Österliche Begegnung auf dem Weg zu den Brüdern

Erst in diesem Jahr sind mir im Osterevangelium des Matthäus (28,1–10) einige Ungereimtheiten aufgefallen. Es sind Ungereimtheiten, zu denen wir unsere Ostererfahrungen reimen können!

Die Frauen, Maria aus Magdala und die andere Maria, gehen in der Morgenfrühe zum Grab. Dort werden sie Zeuginnen eines Erdbebens und der Ankunft eines Engels. Die Wächter ängstigen sich zu Tode. Von den Frauen wird nicht berichtet, dass sie Angst gehabt hätten. Vielleicht hätte der Engel besser zu den Wächtern gesagt: Fürchtet euch nicht? Doch es sind die Frauen, denen – sagen wir: vorsorglich – dieser Zuspruch gilt.

Der Engel richtet ihnen die Osterbotschaft aus: «Er ist nicht hier!» Der Engel zeigt ihnen das Grab: «Kommt her und seht euch den Ort an, wo er lag!»

Es folgt der Auftrag: «Dann geht schnell zu seinen Jüngern». Engel können zwar vermutlich schneller fliegen, als die Frauen laufen können, trotzdem trägt er den Frauen auf, den Jüngern die Osterbotschaft auszurichten. Den Jüngern gilt dann auch die Verheissung: «Er geht euch voraus nach Galiläa, dort werdet ihr ihn sehen».

Die Frauen halten sich nicht lang dabei auf, dass sie doch auch selbst Jüngerinnen sind. Zu gross ist die (nun allerdings doch auch mit Furcht vermischte) Freude über die Botschaft, darüber, dass Jesus lebt.
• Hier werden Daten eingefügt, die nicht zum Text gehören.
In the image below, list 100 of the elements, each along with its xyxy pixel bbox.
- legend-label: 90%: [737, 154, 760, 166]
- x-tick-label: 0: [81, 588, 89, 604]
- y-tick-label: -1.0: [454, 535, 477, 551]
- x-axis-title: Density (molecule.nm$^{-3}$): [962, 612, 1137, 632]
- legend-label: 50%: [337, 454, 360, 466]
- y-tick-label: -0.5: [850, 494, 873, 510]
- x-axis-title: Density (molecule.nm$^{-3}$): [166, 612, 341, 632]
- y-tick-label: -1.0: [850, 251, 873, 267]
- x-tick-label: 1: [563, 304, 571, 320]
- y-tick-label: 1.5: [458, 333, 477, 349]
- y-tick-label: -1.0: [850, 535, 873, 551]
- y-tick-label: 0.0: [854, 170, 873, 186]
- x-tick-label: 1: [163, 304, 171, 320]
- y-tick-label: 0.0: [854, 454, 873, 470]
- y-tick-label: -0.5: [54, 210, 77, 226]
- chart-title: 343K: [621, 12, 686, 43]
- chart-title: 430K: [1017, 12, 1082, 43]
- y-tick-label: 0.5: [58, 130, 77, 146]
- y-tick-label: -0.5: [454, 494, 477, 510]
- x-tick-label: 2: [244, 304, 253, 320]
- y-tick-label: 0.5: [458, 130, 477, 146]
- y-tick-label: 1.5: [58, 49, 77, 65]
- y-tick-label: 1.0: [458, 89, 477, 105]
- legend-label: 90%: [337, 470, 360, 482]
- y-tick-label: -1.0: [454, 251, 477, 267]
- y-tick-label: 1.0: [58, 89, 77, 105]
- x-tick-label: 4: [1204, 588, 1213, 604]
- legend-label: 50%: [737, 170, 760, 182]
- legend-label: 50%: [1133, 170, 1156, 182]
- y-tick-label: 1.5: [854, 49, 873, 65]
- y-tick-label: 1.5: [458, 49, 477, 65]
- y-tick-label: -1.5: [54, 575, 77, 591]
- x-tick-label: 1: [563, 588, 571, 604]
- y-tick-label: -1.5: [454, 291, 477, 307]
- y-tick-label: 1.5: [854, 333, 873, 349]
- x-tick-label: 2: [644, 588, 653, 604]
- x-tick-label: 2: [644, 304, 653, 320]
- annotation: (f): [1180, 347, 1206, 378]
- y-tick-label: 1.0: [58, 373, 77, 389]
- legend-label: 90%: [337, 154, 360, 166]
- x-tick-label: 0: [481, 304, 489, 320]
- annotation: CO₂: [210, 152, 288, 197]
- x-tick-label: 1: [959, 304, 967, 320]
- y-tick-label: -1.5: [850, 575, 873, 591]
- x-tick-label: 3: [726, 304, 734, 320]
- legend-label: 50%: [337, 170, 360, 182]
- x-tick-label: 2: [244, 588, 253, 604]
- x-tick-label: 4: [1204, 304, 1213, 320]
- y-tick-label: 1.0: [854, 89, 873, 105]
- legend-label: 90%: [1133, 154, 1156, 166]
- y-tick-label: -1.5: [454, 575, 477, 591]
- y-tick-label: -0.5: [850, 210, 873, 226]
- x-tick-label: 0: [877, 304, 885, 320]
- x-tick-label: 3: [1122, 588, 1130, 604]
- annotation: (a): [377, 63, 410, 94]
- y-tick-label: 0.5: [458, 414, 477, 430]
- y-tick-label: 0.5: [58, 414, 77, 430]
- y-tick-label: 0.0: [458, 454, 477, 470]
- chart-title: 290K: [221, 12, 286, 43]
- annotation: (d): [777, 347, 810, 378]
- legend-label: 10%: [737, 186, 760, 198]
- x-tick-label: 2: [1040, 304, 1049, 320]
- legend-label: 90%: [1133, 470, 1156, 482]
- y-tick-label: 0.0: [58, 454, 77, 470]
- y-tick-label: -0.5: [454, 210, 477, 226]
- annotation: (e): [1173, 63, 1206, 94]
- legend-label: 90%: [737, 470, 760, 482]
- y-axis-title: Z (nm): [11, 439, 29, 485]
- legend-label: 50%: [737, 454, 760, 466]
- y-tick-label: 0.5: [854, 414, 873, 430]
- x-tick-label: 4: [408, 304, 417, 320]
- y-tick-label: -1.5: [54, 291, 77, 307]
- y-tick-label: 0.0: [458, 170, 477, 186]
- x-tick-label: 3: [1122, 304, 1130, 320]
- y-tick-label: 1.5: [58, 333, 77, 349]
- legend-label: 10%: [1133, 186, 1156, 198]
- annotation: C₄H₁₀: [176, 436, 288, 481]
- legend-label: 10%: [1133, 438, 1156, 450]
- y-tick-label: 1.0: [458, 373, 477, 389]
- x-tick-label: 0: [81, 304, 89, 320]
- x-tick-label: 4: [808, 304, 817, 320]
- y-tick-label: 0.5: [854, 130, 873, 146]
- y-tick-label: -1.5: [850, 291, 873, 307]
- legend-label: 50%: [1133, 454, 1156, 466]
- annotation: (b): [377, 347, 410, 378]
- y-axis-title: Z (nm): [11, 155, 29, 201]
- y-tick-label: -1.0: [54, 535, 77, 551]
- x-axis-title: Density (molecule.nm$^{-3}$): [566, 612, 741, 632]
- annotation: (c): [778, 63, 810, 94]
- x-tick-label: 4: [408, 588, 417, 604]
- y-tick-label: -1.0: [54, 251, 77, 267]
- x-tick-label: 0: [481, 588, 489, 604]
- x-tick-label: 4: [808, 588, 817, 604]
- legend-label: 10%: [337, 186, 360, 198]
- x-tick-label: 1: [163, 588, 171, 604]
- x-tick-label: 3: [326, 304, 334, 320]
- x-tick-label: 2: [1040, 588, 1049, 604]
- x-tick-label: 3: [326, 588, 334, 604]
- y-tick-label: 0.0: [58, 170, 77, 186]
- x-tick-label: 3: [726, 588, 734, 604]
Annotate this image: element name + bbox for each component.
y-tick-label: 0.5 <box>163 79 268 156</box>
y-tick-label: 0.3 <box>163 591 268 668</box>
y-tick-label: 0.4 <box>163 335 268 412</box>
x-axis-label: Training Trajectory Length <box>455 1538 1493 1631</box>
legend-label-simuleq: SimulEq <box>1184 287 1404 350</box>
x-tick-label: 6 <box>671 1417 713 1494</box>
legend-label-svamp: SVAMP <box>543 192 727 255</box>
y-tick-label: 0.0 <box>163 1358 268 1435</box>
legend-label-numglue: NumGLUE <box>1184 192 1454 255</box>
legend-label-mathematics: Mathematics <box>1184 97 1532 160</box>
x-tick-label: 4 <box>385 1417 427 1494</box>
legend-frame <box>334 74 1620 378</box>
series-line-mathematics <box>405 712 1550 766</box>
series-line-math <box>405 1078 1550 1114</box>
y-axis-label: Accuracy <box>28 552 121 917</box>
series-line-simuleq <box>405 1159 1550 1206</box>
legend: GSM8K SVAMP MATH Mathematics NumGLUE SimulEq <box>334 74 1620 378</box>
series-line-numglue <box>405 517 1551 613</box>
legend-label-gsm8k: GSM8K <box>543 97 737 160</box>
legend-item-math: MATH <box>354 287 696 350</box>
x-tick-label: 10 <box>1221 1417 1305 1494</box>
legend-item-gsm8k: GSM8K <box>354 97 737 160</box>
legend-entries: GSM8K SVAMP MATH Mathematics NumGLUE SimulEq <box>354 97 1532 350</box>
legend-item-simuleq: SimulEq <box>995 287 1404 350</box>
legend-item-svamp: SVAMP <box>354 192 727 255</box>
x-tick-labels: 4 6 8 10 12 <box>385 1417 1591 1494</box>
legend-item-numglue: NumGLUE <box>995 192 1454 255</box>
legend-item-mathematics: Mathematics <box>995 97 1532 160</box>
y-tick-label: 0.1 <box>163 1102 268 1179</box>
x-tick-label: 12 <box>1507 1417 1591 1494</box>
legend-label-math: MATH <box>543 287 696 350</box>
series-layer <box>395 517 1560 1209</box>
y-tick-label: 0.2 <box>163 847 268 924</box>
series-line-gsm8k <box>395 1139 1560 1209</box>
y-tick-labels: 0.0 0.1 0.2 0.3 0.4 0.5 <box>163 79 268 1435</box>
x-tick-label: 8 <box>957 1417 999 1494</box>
Und nun die Überraschung, das Unverhoffte, das nicht Angekündigte: Diese beiden Frauen, die vorhin noch nur Instrumente für die Weitergabe der Engelsbotschaft zu sein schienen, erleben nun etwas, das im Programm des Engels gar nicht vorkam. Jesus selbst – von dem der Engel sagte: «Er ist nicht hier» – kommt ihnen entgegen. Jesus grüsst sie. Bei Matthäus dürfen die Frauen ihn berühren und seine Füsse umfassen. Nun spricht Jesus selbst ihnen zu, dass sie sich nicht fürchten müssen.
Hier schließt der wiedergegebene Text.